As we learned at school, its governor, Prince Maurício de Nassau, intended to create a civilized center in the colony, and to that end he attracted scholars and artists. Among these, Frans Post and Albert Eckhout, the two greatest painters in Brazil at the time, both from the Netherlands and belonging to the Golden Century of Dutch and Flemish painting.
From Frans Post we appreciate its many landscapes and panoramas, not only rural but urban, especially when they bear signs of human work, such as the Pernambuco sugar mills. Albert Eckhout, on the other hand, commissioned the prince to paint a series of canvases to decorate his residence in Recife, but they were gigantic, measuring almost three meters in width, and did not fit together. The prince took them to Holland, but ended up giving them to King Frederick III of Denmark, his cousin.

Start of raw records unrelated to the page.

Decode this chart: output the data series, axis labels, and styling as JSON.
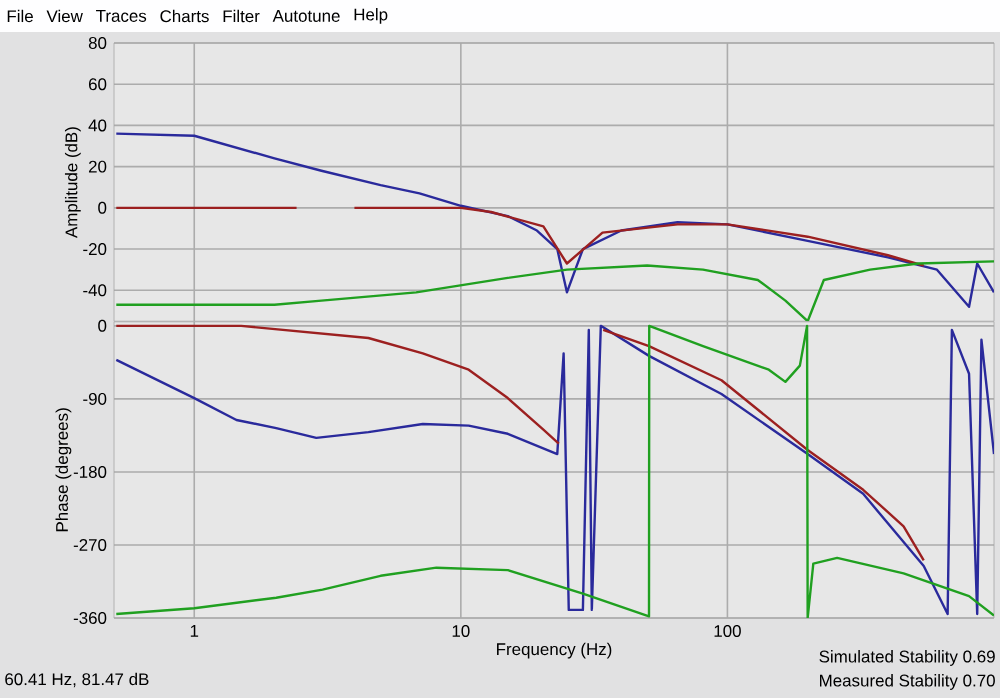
{
  "chart_data": [
    {
      "type": "line",
      "ylabel": "Amplitude (dB)",
      "log": "x",
      "grid": true,
      "tick_labels": "y",
      "xlim": [
        0.5,
        1000
      ],
      "ylim": [
        -55,
        80
      ],
      "xticks": [
        1,
        10,
        100
      ],
      "yticks": [
        80,
        60,
        40,
        20,
        0,
        -20,
        -40
      ],
      "annotations": [
        "File",
        "View",
        "Traces",
        "Charts",
        "Filter",
        "Autotune",
        "Help"
      ],
      "series": [
        {
          "color": "#2a2a9c",
          "x": [
            0.51,
            1,
            2,
            3,
            5,
            7,
            10,
            15,
            19.3,
            23,
            25,
            28.7,
            40,
            65,
            100,
            200,
            400,
            611,
            806,
            865,
            1000
          ],
          "values": [
            36,
            35,
            24,
            18,
            11,
            7,
            1,
            -4,
            -11,
            -20,
            -41,
            -20,
            -11,
            -7,
            -8,
            -16,
            -24,
            -30,
            -48,
            -27,
            -41
          ]
        },
        {
          "color": "#9c2020",
          "x": [
            0.51,
            1,
            2,
            2.42,
            3,
            3.99,
            7,
            10,
            13,
            20.4,
            25,
            34,
            65,
            100,
            200,
            400,
            545
          ],
          "values": [
            0,
            0,
            0,
            0,
            null,
            0,
            0,
            0,
            -2,
            -9,
            -27,
            -12,
            -8,
            -8,
            -14,
            -23,
            -28
          ]
        },
        {
          "color": "#20a020",
          "x": [
            0.51,
            2,
            3,
            6.8,
            15,
            25,
            50,
            81,
            130,
            165,
            200,
            230,
            343,
            520,
            1000
          ],
          "values": [
            -47,
            -47,
            -45,
            -41,
            -34,
            -30,
            -28,
            -30,
            -35,
            -45,
            -55,
            -35,
            -30,
            -27,
            -26
          ]
        }
      ]
    },
    {
      "type": "line",
      "xlabel": "Frequency (Hz)",
      "ylabel": "Phase (degrees)",
      "log": "x",
      "grid": true,
      "xlim": [
        0.5,
        1000
      ],
      "ylim": [
        -360,
        5
      ],
      "xticks": [
        1,
        10,
        100
      ],
      "yticks": [
        0,
        -90,
        -180,
        -270,
        -360
      ],
      "annotations": [
        "60.41 Hz, 81.47 dB",
        "Simulated Stability 0.69",
        "Measured Stability 0.70"
      ],
      "series": [
        {
          "color": "#2a2a9c",
          "x": [
            0.51,
            1,
            1.44,
            2.03,
            2.87,
            4.5,
            7.2,
            10.7,
            15,
            23,
            24.3,
            25.4,
            28.7,
            30.2,
            31,
            33.5,
            50.8,
            95,
            200,
            323,
            545,
            670,
            695,
            806,
            865,
            897,
            1000
          ],
          "values": [
            -42,
            -89,
            -116,
            -126,
            -138,
            -131,
            -121,
            -123,
            -133,
            -158,
            -34,
            -350,
            -350,
            -5,
            -350,
            0,
            -37,
            -84,
            -158,
            -207,
            -296,
            -355,
            -5,
            -59,
            -355,
            -17,
            -158
          ]
        },
        {
          "color": "#9c2020",
          "x": [
            0.51,
            1.5,
            4.5,
            7.2,
            10.7,
            15,
            20.4,
            23.3,
            28,
            34.2,
            50.8,
            95,
            200,
            323,
            458,
            545
          ],
          "values": [
            0,
            0,
            -15,
            -34,
            -54,
            -89,
            -128,
            -145,
            null,
            -5,
            -25,
            -67,
            -153,
            -202,
            -247,
            -289
          ]
        },
        {
          "color": "#20a020",
          "x": [
            0.51,
            1,
            2.03,
            3.03,
            5,
            8.1,
            15,
            28.7,
            50.8,
            50.9,
            81,
            143,
            165,
            187,
            199,
            200,
            210,
            258,
            458,
            806,
            1000
          ],
          "values": [
            -355,
            -348,
            -335,
            -325,
            -308,
            -298,
            -301,
            -330,
            -358,
            0,
            -25,
            -54,
            -69,
            -49,
            0,
            -360,
            -293,
            -286,
            -305,
            -333,
            -357
          ]
        }
      ]
    }
  ]
}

Albert Eckhout lends services to anthropology and ethnology, portraying native peoples, as well as enslaved blacks and other human figures. He did not shy away from showing signs of cannibalism, as is the case of an indigenous woman carrying a leg in a basket on her head and a hand in a basket at her waist… The most impressive, due to its dynamism and choreography, is the monumental “Dança de indínos”. Only by Albert Eckhout, Denmark has 24 canvases and drawings. D. Pedro II, sensitive to their aesthetic and documentary relevance, had the good idea of having them copied in a smaller size, to deposit them at the Historical and Geographical Institute of Rio de Janeiro.

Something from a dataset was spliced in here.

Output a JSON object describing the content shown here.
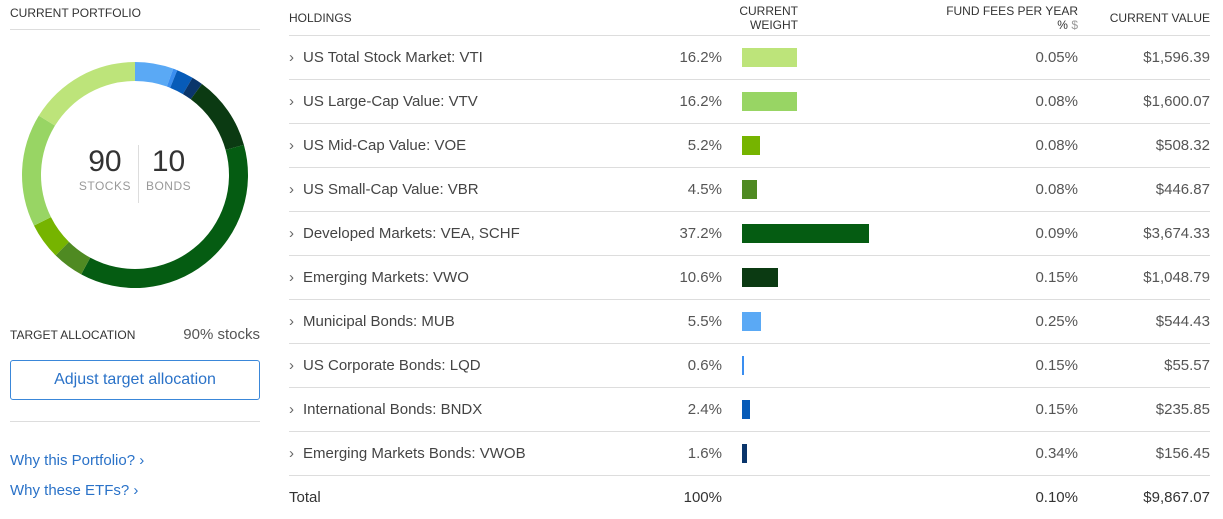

As for our emperor, the Tupinambá mantle echoes in the wickerwork of his “Majestic Costume”, trimmed with yellow toucan crop feathers, symbolizing the country's indigenous origins and replacing a similar piece of ermine in European imperial garments. The murça forms a kind of short cape, reaching the middle of the back, worn over everything, like the tupinambá, which is more like a mantle than a mantle properly speaking, and goes down to the waist. The “Majestic Costume”, or the complete vestments of D. Pedro II, including the murça, can be seen at the Imperial Museum in Petrópolis.
The abundant existing iconography gives us access to the sumptuous omnipresence of feather adornments in the clothing of the Aztecs, Mayans and Incas, as well as in the conception of one of their supreme gods, Quetzalcóatl, the Feathered Serpent. And it culminates in the crowning of Montezuma, the last Aztec emperor, who, to our dismay, could also make the decolonization list. The gold crown and blue-green feathers of the quetzal bird, measuring one meter in diameter, of unparalleled beauty and grandeur, displayed at the Archaeological Museum of Mexico, is nothing more than a copy.

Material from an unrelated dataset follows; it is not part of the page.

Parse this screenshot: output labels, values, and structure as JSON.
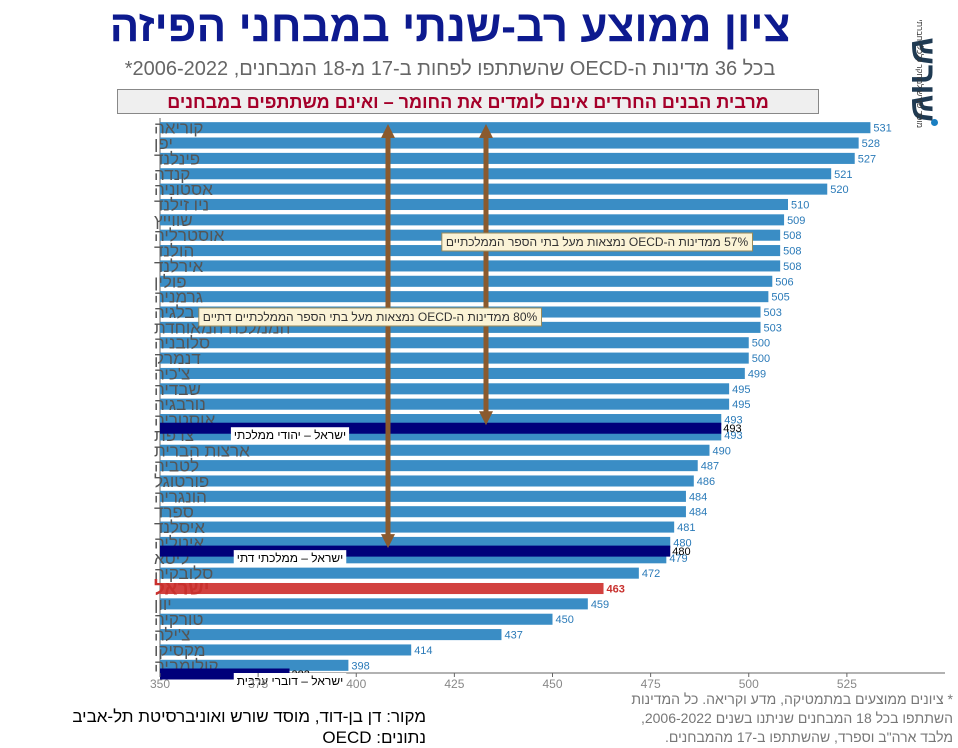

The original crown belongs to Austria and is in Vienna, as it was deposited by the Spanish conquerors at the feet of Emperor Charles V, in homage. And it is not even necessary to remember the high aesthetic standard of the feather art of the Brazilian indigenous people, which is not restricted to museums but can be appreciated in the constant practice that the villages still devote to it today.
*Walnice Nogueira Galvão Professor Emeritus at FFLCH at USP. She is the author, among other books, of Reading and rereading (Sesc\Ouro over Blue).